Putin firma una ley para acallar las protestas

RAFAEL M. MAÑUECO CORRESPONSALMOSCÚ.

Pese a las demandas de las organizaciones de derechos humanos, el presidente Vladímir Putin estampó ayer su firma en la nueva ley reguladora de mítines y marchas callejeras con un aumento considerable de las multas por infracción. El presidente del Consejo de Derechos Humanos adscrito a la Presidencia, Mijail Fedótov, sostuvo que la norma aprobada es «anticonstitucional».

Las sanciones para los manifestantes que violen la ley oscilan entre los 250 y los 7.500 euros; para los dirigentes políticos implicados pueden llegar a los 15.000 euros, y para las organizaciones convocantes alcanzan los 25.000 euros. Hasta ahora la multa máxima era de 1.250 euros, lo que significa que la nueva normativa establece cantidades veinte veces superiores. El impago será castigado con trabajo social o con la cárcel.

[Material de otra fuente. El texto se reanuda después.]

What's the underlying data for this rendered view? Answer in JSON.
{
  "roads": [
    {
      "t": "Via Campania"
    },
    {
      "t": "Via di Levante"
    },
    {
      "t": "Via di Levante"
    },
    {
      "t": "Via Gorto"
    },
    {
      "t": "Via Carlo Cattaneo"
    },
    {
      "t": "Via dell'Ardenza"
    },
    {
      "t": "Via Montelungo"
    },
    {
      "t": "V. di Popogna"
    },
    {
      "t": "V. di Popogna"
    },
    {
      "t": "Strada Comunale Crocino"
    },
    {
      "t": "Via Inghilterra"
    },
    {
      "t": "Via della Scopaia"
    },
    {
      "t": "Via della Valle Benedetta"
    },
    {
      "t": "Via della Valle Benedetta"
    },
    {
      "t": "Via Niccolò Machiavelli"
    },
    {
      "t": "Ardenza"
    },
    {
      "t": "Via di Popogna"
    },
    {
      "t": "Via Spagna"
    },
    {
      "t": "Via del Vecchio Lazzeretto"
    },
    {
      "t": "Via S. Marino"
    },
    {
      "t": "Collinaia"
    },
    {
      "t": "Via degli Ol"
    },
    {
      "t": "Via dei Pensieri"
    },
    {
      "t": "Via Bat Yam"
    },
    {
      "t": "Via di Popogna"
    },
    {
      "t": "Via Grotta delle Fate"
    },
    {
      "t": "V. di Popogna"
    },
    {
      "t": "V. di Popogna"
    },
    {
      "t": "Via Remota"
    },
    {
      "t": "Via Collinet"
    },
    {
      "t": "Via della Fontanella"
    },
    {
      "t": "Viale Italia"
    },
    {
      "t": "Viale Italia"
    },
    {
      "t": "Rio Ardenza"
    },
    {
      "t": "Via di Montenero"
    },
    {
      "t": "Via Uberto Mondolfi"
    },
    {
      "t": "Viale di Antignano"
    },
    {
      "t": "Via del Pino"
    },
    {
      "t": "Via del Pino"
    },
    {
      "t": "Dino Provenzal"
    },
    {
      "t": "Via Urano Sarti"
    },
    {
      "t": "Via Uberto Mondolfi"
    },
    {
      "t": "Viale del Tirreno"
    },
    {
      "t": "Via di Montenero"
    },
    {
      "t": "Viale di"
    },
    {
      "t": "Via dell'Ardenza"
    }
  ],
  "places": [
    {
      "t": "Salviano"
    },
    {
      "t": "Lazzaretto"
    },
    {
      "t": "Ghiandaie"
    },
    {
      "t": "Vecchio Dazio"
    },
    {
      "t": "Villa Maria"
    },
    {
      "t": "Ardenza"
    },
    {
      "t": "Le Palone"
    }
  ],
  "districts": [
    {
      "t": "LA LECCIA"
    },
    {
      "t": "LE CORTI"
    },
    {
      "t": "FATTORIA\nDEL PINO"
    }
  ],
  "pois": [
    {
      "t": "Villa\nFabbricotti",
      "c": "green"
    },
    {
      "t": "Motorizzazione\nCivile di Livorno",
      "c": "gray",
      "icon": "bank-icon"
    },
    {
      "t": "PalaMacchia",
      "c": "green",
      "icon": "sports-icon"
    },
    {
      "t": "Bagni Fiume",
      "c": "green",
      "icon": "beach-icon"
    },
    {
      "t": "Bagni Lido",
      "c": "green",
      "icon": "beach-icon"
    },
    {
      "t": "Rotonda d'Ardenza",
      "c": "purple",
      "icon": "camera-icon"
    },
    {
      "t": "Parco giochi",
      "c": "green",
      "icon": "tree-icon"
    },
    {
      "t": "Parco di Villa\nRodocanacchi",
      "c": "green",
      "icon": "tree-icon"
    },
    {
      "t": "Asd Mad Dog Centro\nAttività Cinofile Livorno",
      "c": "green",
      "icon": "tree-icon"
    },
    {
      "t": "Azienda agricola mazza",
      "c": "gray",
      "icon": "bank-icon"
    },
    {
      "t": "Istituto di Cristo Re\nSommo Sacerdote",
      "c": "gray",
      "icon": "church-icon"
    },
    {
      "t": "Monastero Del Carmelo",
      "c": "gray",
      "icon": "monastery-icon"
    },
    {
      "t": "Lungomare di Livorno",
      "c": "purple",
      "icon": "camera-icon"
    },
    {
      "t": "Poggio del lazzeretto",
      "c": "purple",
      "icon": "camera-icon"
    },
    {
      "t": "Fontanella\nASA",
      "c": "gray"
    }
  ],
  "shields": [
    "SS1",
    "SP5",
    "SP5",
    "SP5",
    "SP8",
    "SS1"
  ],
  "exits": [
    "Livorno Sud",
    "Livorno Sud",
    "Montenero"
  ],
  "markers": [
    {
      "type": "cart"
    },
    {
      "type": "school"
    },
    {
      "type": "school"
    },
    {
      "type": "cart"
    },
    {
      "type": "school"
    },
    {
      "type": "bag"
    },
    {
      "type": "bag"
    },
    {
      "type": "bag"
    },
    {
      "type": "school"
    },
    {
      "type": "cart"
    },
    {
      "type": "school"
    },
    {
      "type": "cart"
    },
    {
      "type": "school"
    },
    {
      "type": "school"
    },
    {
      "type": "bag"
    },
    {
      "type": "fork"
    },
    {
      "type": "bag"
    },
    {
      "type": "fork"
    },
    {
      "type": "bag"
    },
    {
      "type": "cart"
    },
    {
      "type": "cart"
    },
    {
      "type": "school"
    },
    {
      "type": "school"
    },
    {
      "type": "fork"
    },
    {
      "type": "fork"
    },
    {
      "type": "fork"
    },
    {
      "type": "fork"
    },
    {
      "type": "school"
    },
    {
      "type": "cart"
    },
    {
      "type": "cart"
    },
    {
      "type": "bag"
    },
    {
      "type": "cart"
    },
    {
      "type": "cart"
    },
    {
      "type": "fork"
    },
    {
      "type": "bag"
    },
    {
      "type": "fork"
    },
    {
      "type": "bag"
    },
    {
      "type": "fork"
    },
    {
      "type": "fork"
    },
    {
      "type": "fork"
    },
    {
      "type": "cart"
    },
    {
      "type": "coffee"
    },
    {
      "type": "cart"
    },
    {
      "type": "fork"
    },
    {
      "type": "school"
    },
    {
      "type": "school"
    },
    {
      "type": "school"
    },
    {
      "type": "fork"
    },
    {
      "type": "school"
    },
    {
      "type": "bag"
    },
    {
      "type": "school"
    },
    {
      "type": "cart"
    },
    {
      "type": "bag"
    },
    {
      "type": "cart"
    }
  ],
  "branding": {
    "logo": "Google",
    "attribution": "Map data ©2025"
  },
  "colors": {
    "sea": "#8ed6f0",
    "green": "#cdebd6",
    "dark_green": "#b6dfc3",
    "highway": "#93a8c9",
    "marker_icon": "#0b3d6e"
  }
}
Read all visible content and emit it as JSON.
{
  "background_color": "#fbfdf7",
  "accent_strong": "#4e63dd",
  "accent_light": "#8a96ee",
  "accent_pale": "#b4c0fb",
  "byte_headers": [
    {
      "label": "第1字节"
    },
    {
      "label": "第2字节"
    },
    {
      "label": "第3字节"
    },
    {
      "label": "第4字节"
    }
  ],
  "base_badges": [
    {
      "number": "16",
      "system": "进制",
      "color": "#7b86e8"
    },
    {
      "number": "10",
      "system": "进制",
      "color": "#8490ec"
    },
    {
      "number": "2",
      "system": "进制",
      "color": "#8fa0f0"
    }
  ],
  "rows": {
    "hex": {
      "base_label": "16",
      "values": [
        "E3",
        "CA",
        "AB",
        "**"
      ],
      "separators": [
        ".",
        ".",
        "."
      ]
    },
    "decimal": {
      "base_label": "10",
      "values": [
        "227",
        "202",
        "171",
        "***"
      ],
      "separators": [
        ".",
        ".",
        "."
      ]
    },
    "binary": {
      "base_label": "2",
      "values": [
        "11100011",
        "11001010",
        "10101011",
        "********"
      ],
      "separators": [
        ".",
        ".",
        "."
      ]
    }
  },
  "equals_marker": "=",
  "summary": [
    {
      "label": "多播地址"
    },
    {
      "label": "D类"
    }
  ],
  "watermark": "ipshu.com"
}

Se da la circunstancia de que se tipifica como infracción, no ya el uso de la violencia o la desobediencia a la Policía, sino superar el número de manifestantes declarados en la solicitud de permiso, dificultar la circulación de peatones por la acera e incluso pisar el césped. Tampoco están permitidas las aglomeraciones en un lugar determinado sin permiso previo de las autoridades, aunque no lleven pancartas ni coreen consignas. Las veladas literarias al aire libre entran en esa categoría.

El opositor y excampeón mundial de ajedrez, Gari Kaspárov, estima que el interés de Putin no es tratar de mejorar la seguridad en las manifestaciones sino «acabar de una vez por todas con las protestas contra el fraude electoral». Las movilizaciones se intensificaron el pasado mes de diciembre, tras los comicios parlamentarios, y continúan cada fin de semana. Eso sí, el número de asistentes se ha visto reducido con respecto a entonces.

Ayer precisamente fue autorizada una marcha para el próximo martes en el centro de Moscú. La oposición espera congregar a más de 50.000 personas. La última concentración importante tuvo lugar el 6 de mayo, en la víspera de la toma posesión de Putin, y se produjeron enfrentamientos con la Policía. Tales desórdenes son los que, según el Kremlin, han justificado el endurecimiento de la legislación.

El presidente ruso, sin embargo, aseguró que esta medida no dista mucho de las leyes que rigen en Alemania, Italia, España, Reino Unido y Francia.